You really point out that you’re going to require a dedicated team to manage all the things you’ll need.
I you’re not at this scale there will be a lot of overhead to manage for the dev teams.
I’m in a team like this, supporting a bunch of developers - we build a CLI, an API (in our domain! It’s just another domain with the devs as consumers) and juggle approx. 16 different tools (monitoring, metrics, tracing, service discovery, etc etc).
Doing it through custom tooling that enforces conventions is, IMHO, the way to do it successfully.
This is precisely what the team I lead is responsible for as well. We’ve got a set of standardised libraries, deployment conventions, and a CLI which encapsulate almost everything needed to have a service coexist within the wider platform in a consistent manner.
We’re also responsible for wider reaching services within the platform such as an API gateway, authentication, and event ingestion from IoT devices. As the team that has an on-call rota we also give the final go/no-go on services going into production.
There is a lot of very interesting work to be done in this area (amazing books coming out lately from O'Reilly about these topics) but I feel there is still some piece of the puzzle missing. We need more tools/practices for the developers to guide their development and understand how an architecture behave while they are still building it, to drive design decisions (and also check/correct them along the way).
I worked for a company that had tried to adopt microservices (without a good reason to) and failed miserably. Over time we were able to re-architect it into a "happy medium" of a few large components. It was a huge, costly effort... and I've never learned so much.

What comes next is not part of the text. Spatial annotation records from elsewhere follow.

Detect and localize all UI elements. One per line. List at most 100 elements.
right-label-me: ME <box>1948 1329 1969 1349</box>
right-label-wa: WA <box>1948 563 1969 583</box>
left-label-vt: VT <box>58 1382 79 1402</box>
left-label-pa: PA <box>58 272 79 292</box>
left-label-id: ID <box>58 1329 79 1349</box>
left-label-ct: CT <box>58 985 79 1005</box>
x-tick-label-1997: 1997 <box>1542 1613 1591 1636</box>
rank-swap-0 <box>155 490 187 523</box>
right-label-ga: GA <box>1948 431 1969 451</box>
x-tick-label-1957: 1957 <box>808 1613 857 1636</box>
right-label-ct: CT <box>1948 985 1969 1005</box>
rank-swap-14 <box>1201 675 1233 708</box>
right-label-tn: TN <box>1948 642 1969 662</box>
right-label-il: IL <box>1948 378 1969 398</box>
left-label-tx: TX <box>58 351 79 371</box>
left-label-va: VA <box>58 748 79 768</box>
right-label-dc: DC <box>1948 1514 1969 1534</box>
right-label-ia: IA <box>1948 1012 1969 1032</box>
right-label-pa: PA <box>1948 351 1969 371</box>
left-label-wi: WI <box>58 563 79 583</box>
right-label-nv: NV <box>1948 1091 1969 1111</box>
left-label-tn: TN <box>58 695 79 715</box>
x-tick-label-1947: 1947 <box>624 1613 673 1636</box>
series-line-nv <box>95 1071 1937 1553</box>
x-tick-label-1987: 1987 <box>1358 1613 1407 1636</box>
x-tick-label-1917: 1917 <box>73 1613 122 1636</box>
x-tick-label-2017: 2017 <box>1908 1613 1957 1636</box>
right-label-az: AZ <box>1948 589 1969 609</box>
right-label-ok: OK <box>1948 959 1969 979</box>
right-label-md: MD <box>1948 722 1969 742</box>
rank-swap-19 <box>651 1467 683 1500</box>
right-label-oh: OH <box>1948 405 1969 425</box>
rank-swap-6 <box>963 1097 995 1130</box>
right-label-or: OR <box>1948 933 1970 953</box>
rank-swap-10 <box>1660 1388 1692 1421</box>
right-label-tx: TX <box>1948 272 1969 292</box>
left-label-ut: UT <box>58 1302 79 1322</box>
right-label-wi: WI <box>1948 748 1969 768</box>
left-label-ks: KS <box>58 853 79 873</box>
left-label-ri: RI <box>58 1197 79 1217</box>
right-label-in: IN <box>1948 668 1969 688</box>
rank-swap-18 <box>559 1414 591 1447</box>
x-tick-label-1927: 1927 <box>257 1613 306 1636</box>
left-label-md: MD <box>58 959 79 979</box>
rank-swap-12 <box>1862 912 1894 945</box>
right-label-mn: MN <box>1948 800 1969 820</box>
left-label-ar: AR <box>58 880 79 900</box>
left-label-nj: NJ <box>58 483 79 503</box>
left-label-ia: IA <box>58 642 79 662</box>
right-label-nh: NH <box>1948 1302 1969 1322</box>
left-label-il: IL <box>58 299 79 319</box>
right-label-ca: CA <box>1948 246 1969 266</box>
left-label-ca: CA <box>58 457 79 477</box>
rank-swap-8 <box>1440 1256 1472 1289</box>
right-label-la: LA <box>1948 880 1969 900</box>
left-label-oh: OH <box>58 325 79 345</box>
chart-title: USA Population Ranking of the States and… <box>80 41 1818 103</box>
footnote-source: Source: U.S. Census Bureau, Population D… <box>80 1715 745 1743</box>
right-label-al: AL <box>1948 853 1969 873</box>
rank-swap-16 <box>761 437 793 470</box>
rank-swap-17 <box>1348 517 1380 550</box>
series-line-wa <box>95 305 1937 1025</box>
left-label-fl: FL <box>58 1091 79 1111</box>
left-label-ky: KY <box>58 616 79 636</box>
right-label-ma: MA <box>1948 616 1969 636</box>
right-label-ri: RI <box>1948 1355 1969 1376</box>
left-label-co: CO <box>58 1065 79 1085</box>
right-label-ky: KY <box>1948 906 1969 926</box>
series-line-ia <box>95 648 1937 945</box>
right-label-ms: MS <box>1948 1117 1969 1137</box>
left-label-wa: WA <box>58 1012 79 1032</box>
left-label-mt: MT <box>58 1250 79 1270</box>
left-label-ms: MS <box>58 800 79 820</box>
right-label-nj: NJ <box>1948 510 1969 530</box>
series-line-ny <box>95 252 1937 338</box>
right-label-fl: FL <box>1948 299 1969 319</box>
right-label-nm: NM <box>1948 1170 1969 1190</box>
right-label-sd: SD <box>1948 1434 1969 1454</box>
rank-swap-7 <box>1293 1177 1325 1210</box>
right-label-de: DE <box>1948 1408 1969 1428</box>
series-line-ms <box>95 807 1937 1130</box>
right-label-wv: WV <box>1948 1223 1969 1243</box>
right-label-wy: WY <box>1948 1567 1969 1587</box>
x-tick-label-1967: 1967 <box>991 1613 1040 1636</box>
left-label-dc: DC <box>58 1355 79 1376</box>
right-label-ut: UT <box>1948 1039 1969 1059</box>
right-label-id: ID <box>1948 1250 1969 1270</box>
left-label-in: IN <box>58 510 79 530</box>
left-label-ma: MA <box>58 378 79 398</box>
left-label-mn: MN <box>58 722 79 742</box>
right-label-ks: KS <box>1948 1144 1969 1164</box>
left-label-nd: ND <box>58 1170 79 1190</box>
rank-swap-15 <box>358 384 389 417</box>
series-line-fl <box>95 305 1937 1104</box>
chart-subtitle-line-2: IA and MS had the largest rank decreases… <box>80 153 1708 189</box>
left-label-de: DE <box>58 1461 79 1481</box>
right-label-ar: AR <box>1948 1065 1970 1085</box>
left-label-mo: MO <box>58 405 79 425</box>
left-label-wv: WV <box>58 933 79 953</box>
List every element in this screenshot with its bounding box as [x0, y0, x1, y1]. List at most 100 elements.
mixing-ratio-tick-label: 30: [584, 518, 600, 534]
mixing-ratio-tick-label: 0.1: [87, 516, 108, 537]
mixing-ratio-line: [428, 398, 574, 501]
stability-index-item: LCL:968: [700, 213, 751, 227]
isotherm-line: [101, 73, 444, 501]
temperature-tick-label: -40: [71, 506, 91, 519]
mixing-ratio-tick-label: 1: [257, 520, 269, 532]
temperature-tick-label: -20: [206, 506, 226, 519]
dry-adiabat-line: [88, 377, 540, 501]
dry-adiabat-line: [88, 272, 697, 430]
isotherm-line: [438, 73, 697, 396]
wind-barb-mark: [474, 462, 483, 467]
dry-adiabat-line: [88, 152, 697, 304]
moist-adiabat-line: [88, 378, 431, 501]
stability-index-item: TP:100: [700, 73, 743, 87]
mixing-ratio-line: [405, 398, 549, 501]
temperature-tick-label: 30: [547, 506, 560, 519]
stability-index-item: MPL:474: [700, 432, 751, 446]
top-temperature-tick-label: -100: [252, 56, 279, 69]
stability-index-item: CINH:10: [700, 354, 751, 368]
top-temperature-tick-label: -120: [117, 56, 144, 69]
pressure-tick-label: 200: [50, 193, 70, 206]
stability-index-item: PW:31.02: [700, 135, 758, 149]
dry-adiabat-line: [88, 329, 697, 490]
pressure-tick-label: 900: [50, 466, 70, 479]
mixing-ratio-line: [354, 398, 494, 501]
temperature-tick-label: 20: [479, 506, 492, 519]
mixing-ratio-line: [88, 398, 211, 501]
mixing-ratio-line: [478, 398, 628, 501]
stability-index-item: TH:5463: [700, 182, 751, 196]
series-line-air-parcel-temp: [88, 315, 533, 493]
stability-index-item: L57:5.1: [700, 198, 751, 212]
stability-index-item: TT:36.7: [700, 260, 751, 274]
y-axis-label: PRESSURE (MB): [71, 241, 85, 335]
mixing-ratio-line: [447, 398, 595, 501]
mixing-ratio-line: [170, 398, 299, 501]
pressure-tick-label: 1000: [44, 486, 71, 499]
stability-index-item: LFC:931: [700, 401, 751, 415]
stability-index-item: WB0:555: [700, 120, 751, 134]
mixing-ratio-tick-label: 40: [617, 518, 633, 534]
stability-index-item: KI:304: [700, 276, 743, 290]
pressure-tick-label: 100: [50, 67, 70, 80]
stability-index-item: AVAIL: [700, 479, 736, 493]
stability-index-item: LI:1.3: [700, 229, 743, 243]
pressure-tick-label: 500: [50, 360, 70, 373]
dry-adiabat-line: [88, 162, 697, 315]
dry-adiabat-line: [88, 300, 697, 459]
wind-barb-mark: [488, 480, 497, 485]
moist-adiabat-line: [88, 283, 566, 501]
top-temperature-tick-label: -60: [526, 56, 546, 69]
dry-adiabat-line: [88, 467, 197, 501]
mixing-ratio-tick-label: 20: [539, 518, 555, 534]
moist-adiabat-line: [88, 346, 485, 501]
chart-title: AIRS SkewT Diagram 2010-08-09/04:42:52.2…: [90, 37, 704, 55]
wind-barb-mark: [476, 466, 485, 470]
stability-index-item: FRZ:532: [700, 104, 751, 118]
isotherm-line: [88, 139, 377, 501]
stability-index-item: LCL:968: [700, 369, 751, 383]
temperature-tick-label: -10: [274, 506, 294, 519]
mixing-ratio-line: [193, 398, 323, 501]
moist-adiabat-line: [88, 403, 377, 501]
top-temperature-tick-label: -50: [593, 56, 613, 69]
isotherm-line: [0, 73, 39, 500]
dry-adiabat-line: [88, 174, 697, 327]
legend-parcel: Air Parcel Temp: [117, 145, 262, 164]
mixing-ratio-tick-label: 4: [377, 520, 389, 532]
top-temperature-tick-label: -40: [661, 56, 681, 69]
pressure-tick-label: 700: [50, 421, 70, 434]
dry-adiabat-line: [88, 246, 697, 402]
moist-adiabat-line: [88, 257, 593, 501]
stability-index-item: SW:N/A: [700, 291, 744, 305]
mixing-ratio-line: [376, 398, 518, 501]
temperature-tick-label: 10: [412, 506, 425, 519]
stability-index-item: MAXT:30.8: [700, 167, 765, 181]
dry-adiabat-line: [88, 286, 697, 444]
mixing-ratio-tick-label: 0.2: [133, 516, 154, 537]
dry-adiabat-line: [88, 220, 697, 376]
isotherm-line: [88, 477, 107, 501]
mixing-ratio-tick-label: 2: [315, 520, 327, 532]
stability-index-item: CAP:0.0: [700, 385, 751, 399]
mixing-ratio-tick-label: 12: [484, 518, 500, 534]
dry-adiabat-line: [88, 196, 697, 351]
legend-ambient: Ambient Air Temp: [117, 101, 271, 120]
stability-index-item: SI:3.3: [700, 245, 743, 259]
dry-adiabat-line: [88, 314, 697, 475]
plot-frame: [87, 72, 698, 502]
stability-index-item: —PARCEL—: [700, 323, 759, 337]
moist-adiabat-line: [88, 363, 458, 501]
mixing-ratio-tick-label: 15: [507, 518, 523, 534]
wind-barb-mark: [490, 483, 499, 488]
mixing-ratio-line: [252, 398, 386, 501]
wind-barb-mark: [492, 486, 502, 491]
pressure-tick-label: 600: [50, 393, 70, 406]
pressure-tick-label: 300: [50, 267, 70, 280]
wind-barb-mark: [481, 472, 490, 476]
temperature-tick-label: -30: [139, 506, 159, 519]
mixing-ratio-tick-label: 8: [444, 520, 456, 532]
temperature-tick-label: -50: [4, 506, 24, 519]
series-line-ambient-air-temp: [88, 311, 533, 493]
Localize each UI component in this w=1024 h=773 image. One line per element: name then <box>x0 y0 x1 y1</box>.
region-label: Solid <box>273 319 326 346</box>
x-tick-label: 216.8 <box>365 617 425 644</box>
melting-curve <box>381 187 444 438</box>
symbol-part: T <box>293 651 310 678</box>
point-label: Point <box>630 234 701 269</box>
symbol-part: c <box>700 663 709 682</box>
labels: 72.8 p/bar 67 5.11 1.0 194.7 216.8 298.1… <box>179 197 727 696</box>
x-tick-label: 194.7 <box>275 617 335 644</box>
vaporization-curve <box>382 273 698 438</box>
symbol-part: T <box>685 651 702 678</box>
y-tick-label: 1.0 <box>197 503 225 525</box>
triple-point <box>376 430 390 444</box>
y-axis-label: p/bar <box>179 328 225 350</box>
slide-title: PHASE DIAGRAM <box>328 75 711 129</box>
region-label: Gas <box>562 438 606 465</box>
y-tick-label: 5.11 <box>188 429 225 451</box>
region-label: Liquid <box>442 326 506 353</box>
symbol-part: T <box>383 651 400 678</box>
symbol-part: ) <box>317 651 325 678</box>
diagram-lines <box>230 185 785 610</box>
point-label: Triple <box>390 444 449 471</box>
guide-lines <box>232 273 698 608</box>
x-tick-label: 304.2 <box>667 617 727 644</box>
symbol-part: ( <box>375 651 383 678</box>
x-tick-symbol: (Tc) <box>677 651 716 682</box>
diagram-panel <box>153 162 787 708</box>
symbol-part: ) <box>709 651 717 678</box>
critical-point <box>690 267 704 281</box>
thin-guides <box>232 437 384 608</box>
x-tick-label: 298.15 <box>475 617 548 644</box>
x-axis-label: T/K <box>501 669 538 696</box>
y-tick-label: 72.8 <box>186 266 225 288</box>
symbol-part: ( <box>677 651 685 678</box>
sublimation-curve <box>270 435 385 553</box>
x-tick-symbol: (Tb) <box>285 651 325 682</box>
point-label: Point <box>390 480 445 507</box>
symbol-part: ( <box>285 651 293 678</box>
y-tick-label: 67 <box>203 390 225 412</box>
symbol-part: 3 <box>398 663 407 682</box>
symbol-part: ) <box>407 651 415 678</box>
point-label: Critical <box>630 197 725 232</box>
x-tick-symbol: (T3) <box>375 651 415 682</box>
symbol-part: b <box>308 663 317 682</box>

Beyond technical concerns, I learned that you can architect a looming disaster and then leave for a higher position at a big company. Nobody watching your conference talk will know.
> [...] we intend to cover our experiences with Event Storming in a separate blog.
In case anyone is not familiar with this usage, these days "blog" is often used instead of "blog post." I was thoroughly confused by this when I first ran into it. I tried fighting against this usage by colleagues, but it seems to be widespread enough now that it cannot be fought... I guess language evolves, and I have to get with the times.
I suspect one or more of the following aspects might be at play:
• general loss of identity (since lots of posts are on medium, and less on a personal and work blogs)
• "blog" is short for "blog post"
• desire to distance oneself from "post" which is more associated with facebook and instagram posts
I don't read any more into it than someone saying "put it on the USB" instead of spelling out USB stick/drive/etc. It's just a lazy abbreviation that caught on.
I've only seen bad implementations out there (tens of products), and have yet to encounter one that looks reasonable. If your average developer has trouble implementing something sane when the only problem is splitting data and functions locally into different components, why in the world would you assume that putting in a network layer, exponentially increasing the failure rates, loosing good stack traces, making refactorings that have to move data from one part of the architecture to another a pain in the butt (because requirements never change right?), etc... would be a good thing?
The horrors I've seen... oh boy, the horrors.
The people I've heard praising microservice architectures so far fall into two categories: (1) Ex developers that moved into management and read a few articles/bought a book on the subject and think it's a great idea (but have no actual practical experience) (2) developers that have just started working on a new one and are still in the honeymoon phase (mind you, not developers that have started working on an __existing__ one that is a few years old, those figure out the mess they are in pretty quickly).
You can screw up not-so-micro services too, but it's far easier to screw up microservice architectures and they are far, far harder to fix down the line when you figure out how you messed up (or re-architect when that thing that the PM told you was never going to be a use case is going to become a use case (after they tell you they are sorry of course)).